Re: Stages with non-arithmetic numbering Timing metrics in event logs

2015-06-11 Thread Kay Ousterhout
Good idea -- I've added this to the wiki:
https://cwiki.apache.org/confluence/display/SPARK/Shuffle+Internals.  Happy
to stick it elsewhere if folks think there's a more convenient place.

On Thu, Jun 11, 2015 at 4:46 PM, Gerard Maas gerard.m...@gmail.com wrote:

 Kay,

 Excellent write-up. This should be preserved for reference somewhere
 searchable.

 -Gerard.



 On Fri, Jun 12, 2015 at 1:19 AM, Kay Ousterhout k...@eecs.berkeley.edu
 wrote:

 Here’s how the shuffle works.  This explains what happens for a single
 task; this will happen in parallel for each task running on the machine,
 and as Imran said, Spark runs up to “numCores” tasks concurrently on each
 machine.  There's also an answer to the original question about why CPU use
 is low at the very bottom.

 The key data structure used in fetching shuffle data is the “results”
 queue in ShuffleBlockFetcherIterator, which buffers data that we have in
 serialized (and maybe compressed) form, but haven’t yet deserialized /
 processed.  The results queue is filled by many threads fetching data over
 the network (the number of concurrent threads fetching data is equal to the
 number of remote executors we’re currently fetching data from) [0], and is
 consumed by a single thread that deserializes the data and computes some
 function over it (e.g., if you’re doing rdd.count(), the thread
 deserializes the data and counts the number of items).  As we fetch data
 over the network, we track bytesInFlight, which is data that has been
 requested (and possibly received) from a remote executor, but that hasn’t
 yet been deserialized / processed by the consumer thread.  So, this
 includes all of the data in the “results” queue, and possibly more data
 that’s currently outstanding over the network.  We always issue as many
 requests as we can, with the constraint that bytesInFlight remains less
 than a specified maximum [1].

 In a little more detail, here’s exactly what happens when a task begins
 reading shuffled data:

 (1) Issue requests [1.5] to fetch up to maxBytesInFlight bytes of data
 [1] over the network (this happens here
 https://github.com/apache/spark/blob/95690a17d328f205c3398b9b477b4072b6fe908f/core/src/main/scala/org/apache/spark/storage/ShuffleBlockFetcherIterator.scala#L260
 ).

 These requests are all executed asynchronously using a ShuffleClient [2]
 via the shuffleClient.fetchBlocks call
 https://github.com/apache/spark/blob/95690a17d328f205c3398b9b477b4072b6fe908f/core/src/main/scala/org/apache/spark/storage/ShuffleBlockFetcherIterator.scala#L149
  [3].  We pass in a callback that, once a block has been successfully
 fetched, sticks it on the “results” queue.

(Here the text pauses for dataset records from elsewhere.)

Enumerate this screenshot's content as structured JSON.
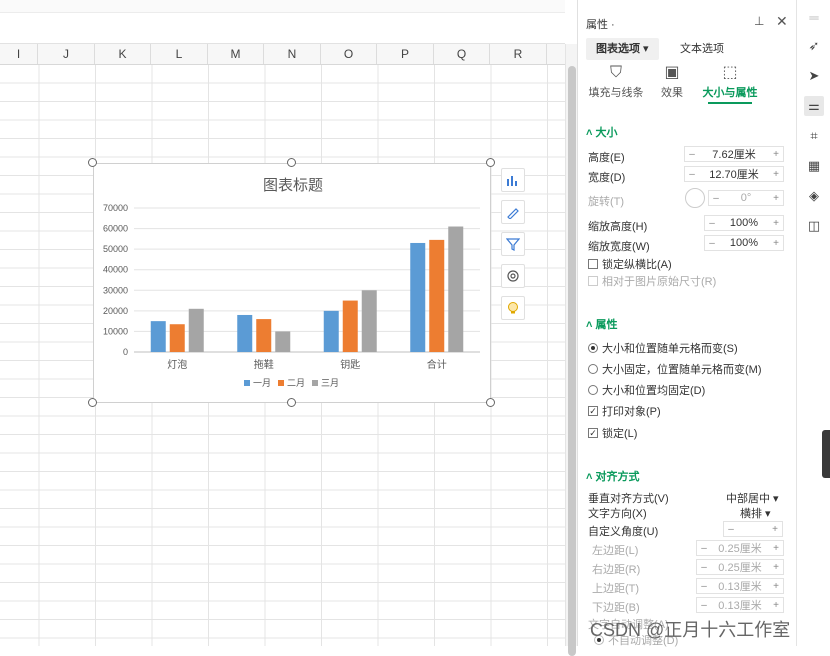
{
  "columns": [
    "I",
    "J",
    "K",
    "L",
    "M",
    "N",
    "O",
    "P",
    "Q",
    "R"
  ],
  "chart": {
    "chart_data": {
      "type": "bar",
      "title": "图表标题",
      "categories": [
        "灯泡",
        "拖鞋",
        "钥匙",
        "合计"
      ],
      "series": [
        {
          "name": "一月",
          "values": [
            15000,
            18000,
            20000,
            53000
          ],
          "color": "#5b9bd5"
        },
        {
          "name": "二月",
          "values": [
            13500,
            16000,
            25000,
            54500
          ],
          "color": "#ed7d31"
        },
        {
          "name": "三月",
          "values": [
            21000,
            10000,
            30000,
            61000
          ],
          "color": "#a5a5a5"
        }
      ],
      "ylim": [
        0,
        70000
      ],
      "yticks": [
        "70000",
        "60000",
        "50000",
        "40000",
        "30000",
        "20000",
        "10000",
        "0"
      ],
      "legend": "bottom",
      "grid": true
    }
  },
  "chart_tools": [
    "chart-elements-icon",
    "chart-style-icon",
    "chart-filter-icon",
    "chart-settings-icon",
    "chart-idea-icon"
  ],
  "panel": {
    "title": "属性 ·",
    "tabs": [
      "图表选项",
      "文本选项"
    ],
    "subtabs": [
      "填充与线条",
      "效果",
      "大小与属性"
    ],
    "size": {
      "section": "大小",
      "height_label": "高度(E)",
      "height_value": "7.62厘米",
      "width_label": "宽度(D)",
      "width_value": "12.70厘米",
      "rotate_label": "旋转(T)",
      "rotate_value": "0°",
      "scale_h_label": "缩放高度(H)",
      "scale_h_value": "100%",
      "scale_w_label": "缩放宽度(W)",
      "scale_w_value": "100%",
      "lock_ratio": "锁定纵横比(A)",
      "relative_original": "相对于图片原始尺寸(R)"
    },
    "props": {
      "section": "属性",
      "opt1": "大小和位置随单元格而变(S)",
      "opt2": "大小固定，位置随单元格而变(M)",
      "opt3": "大小和位置均固定(D)",
      "print": "打印对象(P)",
      "lock": "锁定(L)"
    },
    "align": {
      "section": "对齐方式",
      "valign_label": "垂直对齐方式(V)",
      "valign_value": "中部居中",
      "textdir_label": "文字方向(X)",
      "textdir_value": "横排",
      "angle_label": "自定义角度(U)",
      "left_label": "左边距(L)",
      "left_value": "0.25厘米",
      "right_label": "右边距(R)",
      "right_value": "0.25厘米",
      "top_label": "上边距(T)",
      "top_value": "0.13厘米",
      "bottom_label": "下边距(B)",
      "bottom_value": "0.13厘米",
      "cutoff_label": "文字自动调整(A)",
      "autofit": "不自动调整(D)"
    }
  },
  "watermark": "CSDN @正月十六工作室"
}
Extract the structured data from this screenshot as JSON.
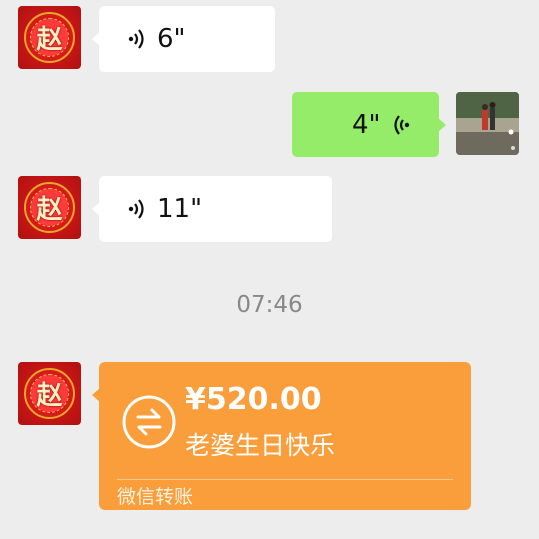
{
  "messages": [
    {
      "side": "left",
      "type": "voice",
      "duration": "6\""
    },
    {
      "side": "right",
      "type": "voice",
      "duration": "4\""
    },
    {
      "side": "left",
      "type": "voice",
      "duration": "11\""
    }
  ],
  "timestamp": "07:46",
  "transfer": {
    "amount": "¥520.00",
    "note": "老婆生日快乐",
    "label": "微信转账"
  },
  "avatar": {
    "glyph": "赵"
  },
  "colors": {
    "background": "#ededed",
    "green_bubble": "#95ec69",
    "white_bubble": "#ffffff",
    "transfer_orange": "#fa9d3b"
  },
  "icons": [
    "voice-wave-icon",
    "transfer-arrows-icon"
  ]
}
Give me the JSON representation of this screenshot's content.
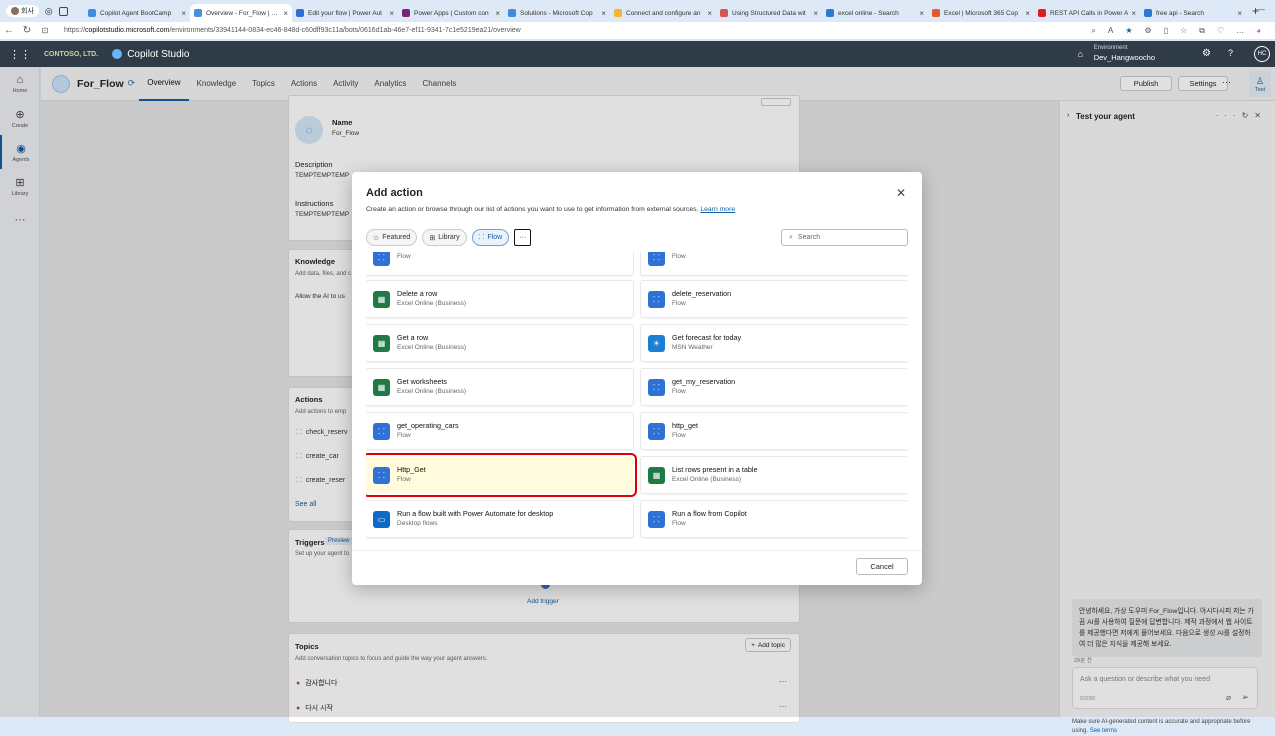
{
  "browser": {
    "profile": "회사",
    "tabs": [
      {
        "title": "Copilot Agent BootCamp",
        "color": "#3b8ee0"
      },
      {
        "title": "Overview - For_Flow | Mic",
        "color": "#4a90d9",
        "active": true
      },
      {
        "title": "Edit your flow | Power Aut",
        "color": "#2f6fd6"
      },
      {
        "title": "Power Apps | Custom con",
        "color": "#742774"
      },
      {
        "title": "Solutions - Microsoft Cop",
        "color": "#3b8ee0"
      },
      {
        "title": "Connect and configure an",
        "color": "#f2b632"
      },
      {
        "title": "Using Structured Data wit",
        "color": "#d9534f"
      },
      {
        "title": "excel online - Search",
        "color": "#2a7ad2"
      },
      {
        "title": "Excel | Microsoft 365 Cop",
        "color": "#e05a2b"
      },
      {
        "title": "REST API Calls in Power A",
        "color": "#e21b1b"
      },
      {
        "title": "free api - Search",
        "color": "#2a7ad2"
      }
    ],
    "url_prefix": "https://",
    "url_host": "copilotstudio.microsoft.com",
    "url_path": "/environments/33941144-0834-ec46-848d-c60dff93c11a/bots/0616d1ab-46e7-ef11-9341-7c1e5219ea21/overview"
  },
  "topbar": {
    "brand": "CONTOSO, LTD.",
    "product": "Copilot Studio",
    "env_label": "Environment",
    "env_value": "Dev_Hangwoocho",
    "avatar": "HC"
  },
  "rail": [
    {
      "label": "Home",
      "icon": "⌂"
    },
    {
      "label": "Create",
      "icon": "⊕"
    },
    {
      "label": "Agents",
      "icon": "◉",
      "active": true
    },
    {
      "label": "Library",
      "icon": "⊞"
    }
  ],
  "agent": {
    "name": "For_Flow",
    "tabs": [
      "Overview",
      "Knowledge",
      "Topics",
      "Actions",
      "Activity",
      "Analytics",
      "Channels"
    ],
    "publish": "Publish",
    "settings": "Settings",
    "test": "Test"
  },
  "details": {
    "name_label": "Name",
    "name_value": "For_Flow",
    "desc_label": "Description",
    "desc_value": "TEMPTEMPTEMP",
    "instr_label": "Instructions",
    "instr_value": "TEMPTEMPTEMP"
  },
  "knowledge": {
    "title": "Knowledge",
    "sub": "Add data, files, and c",
    "text": "Allow the AI to us"
  },
  "actions": {
    "title": "Actions",
    "sub": "Add actions to emp",
    "items": [
      "check_reserv",
      "create_car",
      "create_reser"
    ],
    "see_all": "See all"
  },
  "triggers": {
    "title": "Triggers",
    "badge": "Preview",
    "sub": "Set up your agent to",
    "add": "Add trigger"
  },
  "topics": {
    "title": "Topics",
    "add": "Add topic",
    "sub": "Add conversation topics to focus and guide the way your agent answers.",
    "items": [
      "감사합니다",
      "다시 시작"
    ]
  },
  "test_panel": {
    "title": "Test your agent",
    "greeting": "안녕하세요, 가상 도우미 For_Flow입니다. 아시다시피 저는 가끔 AI를 사용하여 질문에 답변합니다. 제작 과정에서 웹 사이트를 제공했다면 저에게 물어보세요. 다음으로 생성 AI를 설정하여 더 많은 지식을 제공해 보세요.",
    "timestamp": "29분 전",
    "placeholder": "Ask a question or describe what you need",
    "counter": "0/2000",
    "disclaimer": "Make sure AI-generated content is accurate and appropriate before using.",
    "terms": "See terms"
  },
  "modal": {
    "title": "Add action",
    "desc": "Create an action or browse through our list of actions you want to use to get information from external sources.",
    "learn_more": "Learn more",
    "filters": [
      "Featured",
      "Library",
      "Flow"
    ],
    "search_placeholder": "Search",
    "cancel": "Cancel",
    "items": [
      {
        "name": "",
        "sub": "Flow",
        "type": "flow"
      },
      {
        "name": "",
        "sub": "Flow",
        "type": "flow"
      },
      {
        "name": "Delete a row",
        "sub": "Excel Online (Business)",
        "type": "excel"
      },
      {
        "name": "delete_reservation",
        "sub": "Flow",
        "type": "flow"
      },
      {
        "name": "Get a row",
        "sub": "Excel Online (Business)",
        "type": "excel"
      },
      {
        "name": "Get forecast for today",
        "sub": "MSN Weather",
        "type": "msn"
      },
      {
        "name": "Get worksheets",
        "sub": "Excel Online (Business)",
        "type": "excel"
      },
      {
        "name": "get_my_reservation",
        "sub": "Flow",
        "type": "flow"
      },
      {
        "name": "get_operating_cars",
        "sub": "Flow",
        "type": "flow"
      },
      {
        "name": "http_get",
        "sub": "Flow",
        "type": "flow"
      },
      {
        "name": "Http_Get",
        "sub": "Flow",
        "type": "flow",
        "highlighted": true
      },
      {
        "name": "List rows present in a table",
        "sub": "Excel Online (Business)",
        "type": "excel"
      },
      {
        "name": "Run a flow built with Power Automate for desktop",
        "sub": "Desktop flows",
        "type": "desk"
      },
      {
        "name": "Run a flow from Copilot",
        "sub": "Flow",
        "type": "flow"
      }
    ]
  }
}
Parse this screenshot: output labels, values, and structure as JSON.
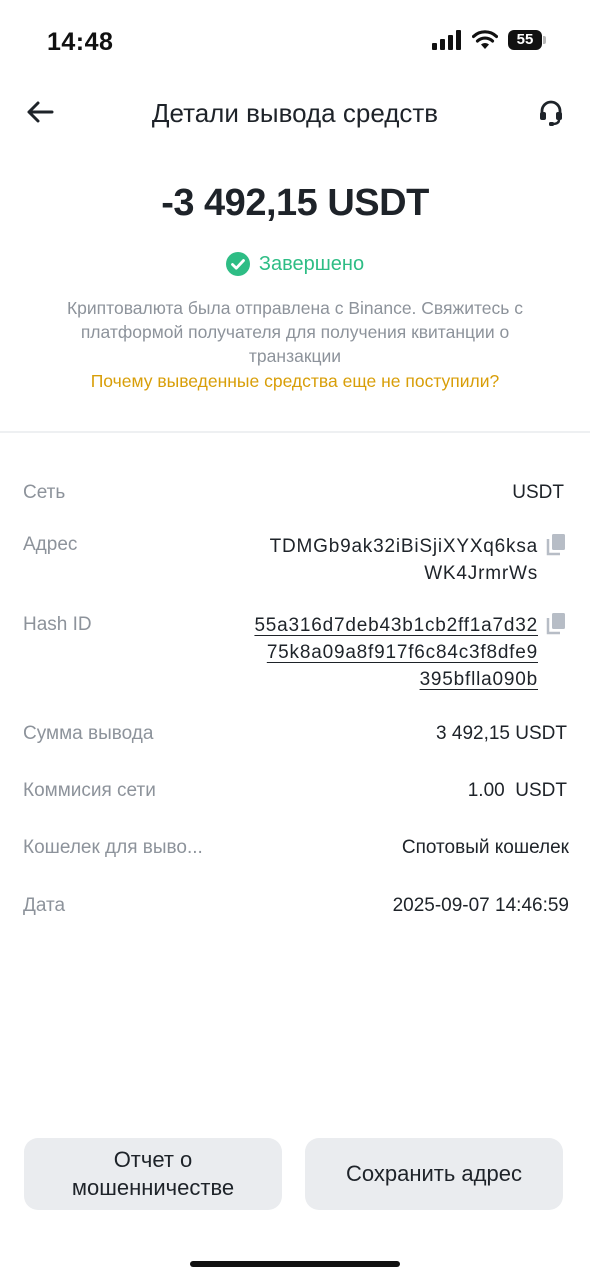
{
  "status_bar": {
    "time": "14:48",
    "battery": "55"
  },
  "header": {
    "title": "Детали вывода средств",
    "back_icon": "arrow-left-icon",
    "support_icon": "headset-icon"
  },
  "summary": {
    "amount": "-3 492,15 USDT",
    "status": "Завершено",
    "status_color": "#2ebd85",
    "description": "Криптовалюта была отправлена с Binance. Свяжитесь с платформой получателя для получения квитанции о транзакции",
    "help_link": "Почему выведенные средства еще не поступили?",
    "help_link_color": "#d89e08"
  },
  "details": {
    "network": {
      "label": "Сеть",
      "value": "USDT"
    },
    "address": {
      "label": "Адрес",
      "line1": "TDMGb9ak32iBiSjiXYXq6ksa",
      "line2": "WK4JrmrWs"
    },
    "hash": {
      "label": "Hash ID",
      "line1": "55a316d7deb43b1cb2ff1a7d32",
      "line2": "75k8a09a8f917f6c84c3f8dfe9",
      "line3": "395bflla090b"
    },
    "amount": {
      "label": "Сумма вывода",
      "value": "3 492,15 USDT"
    },
    "fee": {
      "label": "Коммисия сети",
      "value": "1.00  USDT"
    },
    "wallet": {
      "label": "Кошелек для выво...",
      "value": "Спотовый кошелек"
    },
    "date": {
      "label": "Дата",
      "value": "2025-09-07 14:46:59"
    }
  },
  "actions": {
    "report_line1": "Отчет о",
    "report_line2": "мошенничестве",
    "save_address": "Сохранить адрес"
  }
}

 (2) Begin processing the local data.  One by one, we request the local
 data from the local block manager (which memory maps the file) and then stick
 the result onto the results queue
 https://github.com/apache/spark/blob/95690a17d328f205c3398b9b477b4072b6fe908f/core/src/main/scala/org/apache/spark/storage/ShuffleBlockFetcherIterator.scala#L230.
 Because we memory map the files, which is speedy, the local data typically
 all ends up on the results in front of the remote data.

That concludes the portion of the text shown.